Out of curiosity: Which operating system(s) can you shutdown while the kernel is being overwritten? I wouldn’t imagine that as a limitation of Arch Linux specifically.
I assume NixOs would just let you load a previous working configuration if the current one got corrupted (though in this case it probably could simply rebuild the current one).
Out of curiosity: Which operating system(s) can you shutdown while the kernel is being overwritten? I wouldn’t imagine that as a limitation of Arch Linux specifically.
Mint definitely keeps a couple of previous kernels around, so that might be a Debian and Ubuntu thing too.
That said, there’s always going to be a critical point of failure that a power loss could cause things to break, no matter your OS or distro.
Writing the bootloader or updating a partition table for example.

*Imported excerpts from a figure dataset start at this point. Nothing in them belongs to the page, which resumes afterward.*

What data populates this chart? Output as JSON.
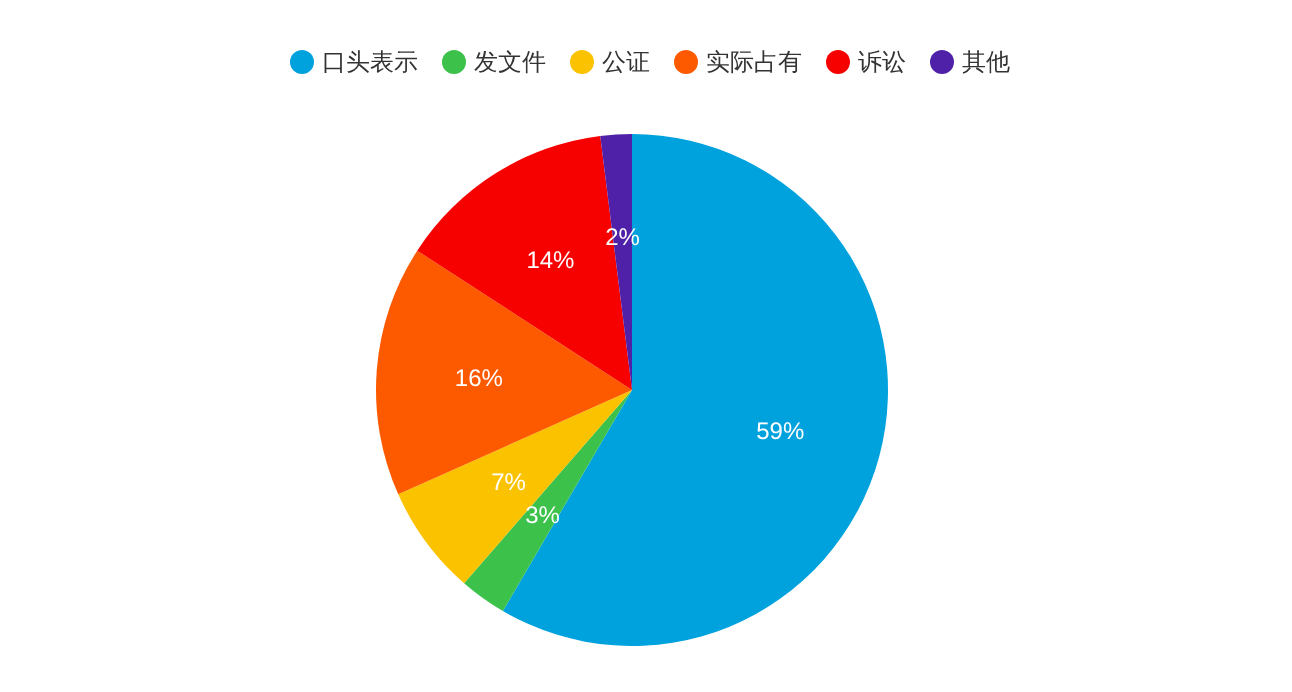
{
  "chart_data": {
    "type": "pie",
    "categories": [
      "口头表示",
      "发文件",
      "公证",
      "实际占有",
      "诉讼",
      "其他"
    ],
    "values": [
      59,
      3,
      7,
      16,
      14,
      2
    ],
    "colors": [
      "#00a2de",
      "#3cc24b",
      "#fbc200",
      "#fd5a00",
      "#f70000",
      "#4f20a8"
    ],
    "value_labels": [
      "59%",
      "3%",
      "7%",
      "16%",
      "14%",
      "2%"
    ],
    "legend": "top left"
  }
}
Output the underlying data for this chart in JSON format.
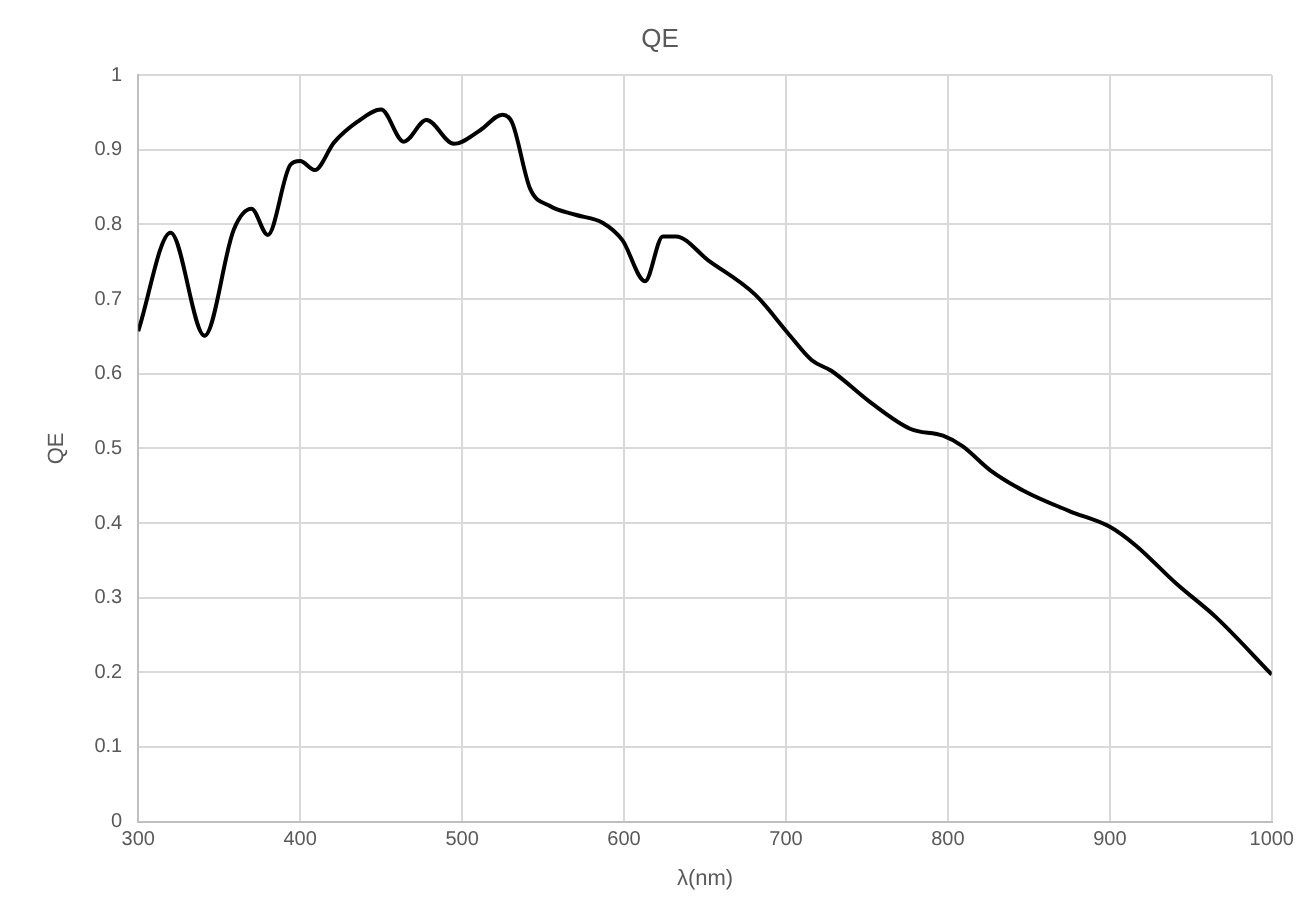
{
  "chart_data": {
    "type": "line",
    "title": "QE",
    "xlabel": "λ(nm)",
    "ylabel": "QE",
    "x": [
      300,
      320,
      341,
      359,
      370,
      380,
      394,
      400,
      409,
      421,
      435,
      450,
      464,
      478,
      495,
      511,
      525,
      531,
      542,
      554,
      570,
      587,
      599,
      613,
      624,
      632,
      652,
      681,
      701,
      716,
      728,
      752,
      777,
      797,
      809,
      826,
      847,
      875,
      900,
      916,
      941,
      966,
      1000
    ],
    "series": [
      {
        "color": "#000000",
        "values": [
          0.657,
          0.789,
          0.651,
          0.793,
          0.821,
          0.786,
          0.88,
          0.885,
          0.873,
          0.91,
          0.937,
          0.954,
          0.911,
          0.94,
          0.908,
          0.926,
          0.947,
          0.936,
          0.848,
          0.825,
          0.813,
          0.802,
          0.779,
          0.724,
          0.784,
          0.784,
          0.752,
          0.706,
          0.655,
          0.618,
          0.604,
          0.562,
          0.526,
          0.517,
          0.503,
          0.471,
          0.443,
          0.416,
          0.395,
          0.37,
          0.319,
          0.273,
          0.197
        ]
      }
    ],
    "xlim": [
      300,
      1000
    ],
    "xticks": [
      300,
      400,
      500,
      600,
      700,
      800,
      900,
      1000
    ],
    "ylim": [
      0,
      1
    ],
    "yticks": [
      0,
      0.1,
      0.2,
      0.3,
      0.4,
      0.5,
      0.6,
      0.7,
      0.8,
      0.9,
      1
    ],
    "grid": true,
    "legend": false,
    "marker": "none",
    "line_style": "solid"
  }
}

Anything running on a copy-on-write filesystem can trivially rollback changes using a rescue partition.
I also expect most immutable distros would be able to be especially good at tanking this.
I think fedora would survive this abuse. It doesn’t replace when you install kernels, but instead adds it.
Ubuntu (and probably Debian too) will keep an old kernel in your grub list so you can boot off that one if needed.
Also Fedora ships 3 kernels by default. If one breaks, maybe the others will keep working.
With Manjaro you choose how much kernels you want.
Arch let’s you install kernels till /boot is full…
Arch Linux with 2 kernels ;)
I assume NixOs would just let you load a previous working configuration if the current one got corrupted (though in this case it probably could simply rebuild the current one).